Some borders are drawn in silence. This one is traced in voice.
A Line to Cross, A Voice to Follow is a site-specific performance activating a real GPS segment of 17 meters, corresponding to a border crossing I made on foot between Albania and Greece, at dawn on June 13, 2022.
A synthetic voice reads the exact coordinates of this path. At 2 minutes and 18 seconds, the voice speaks the exact location where I crossed the border:
lat="40.6231940" lon="21.0560680"
At that precise moment, I physically cross a red line traced on the ground.
It is not a line to follow.
It is a line to cross — at the right time.
Extract of the GPS segment recorded at the Albania–Greece border crossing (June 13, 2022 – 05:49 UTC)
The performance lasts 5 minutes and 53 seconds.

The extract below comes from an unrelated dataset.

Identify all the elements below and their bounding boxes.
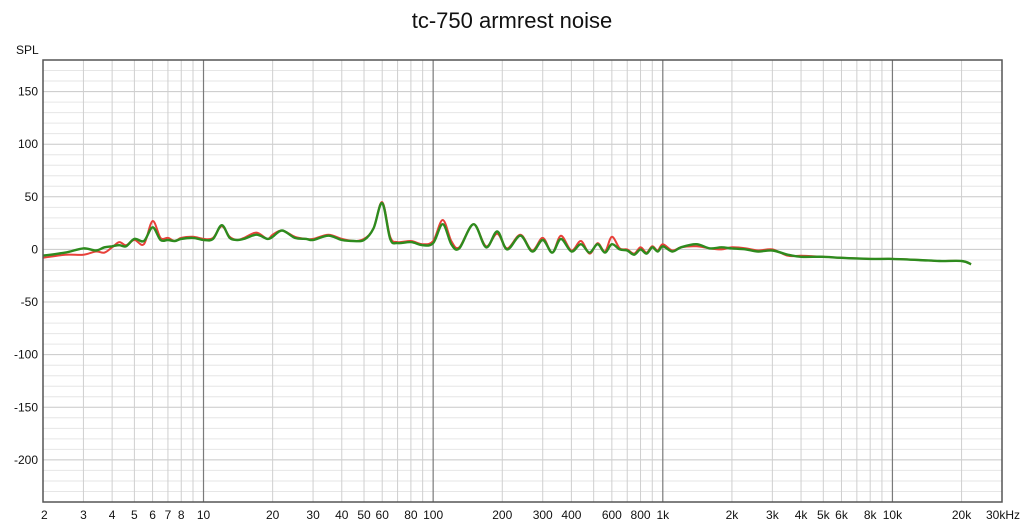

I walk slowly and steadily, carrying the same staff that accompanied me from Paris to Mardin during my 5232 km journey (Ex-tracés), a long-distance performance retracing in reverse the Balkan route taken by many refugees. That project — crossing 11 countries and inscribing 160 Braille excerpts from the Geneva Convention — serves as the broader matrix from which A Line to Cross, A Voice to Follow emerges: a fragment reactivated, concentrated, and localized in one specific crossing point.
A synthetic voice (Melina) plays from my smartphone, reading the GPS coordinates in Greek.
The sound is amplified via a portable speaker worn on my body.
A red line is drawn on the floor, corresponding to the real-world frontier.
My aim is to cross that line exactly when the voice reads the border point — not before, not after.
The action is simple. The tension lies in synchronization — between voice and step, code and skin, timing and presence.
Depending on the space (indoor or outdoor), the GPS trace may also be projected, echoing the voice visually in the environment.
Aerial view of the border zone between Albania and Greece. The red line traces the actual crossing route.
Because some borders are silent. Others scream.
This performance is an attempt to make audible, visible, and walkable what usually remains abstract — a crossing point, a legal threshold, a digital trace.
It is also a fragile choreography of precision:
to walk in sync with data — and to confront the gap between those who cross freely, and those who cannot.
I believe that a line is not always a limit.
Sometimes, it’s a question. Sometimes, a wound.
Sometimes, a possibility to meet — at the edge of what separates.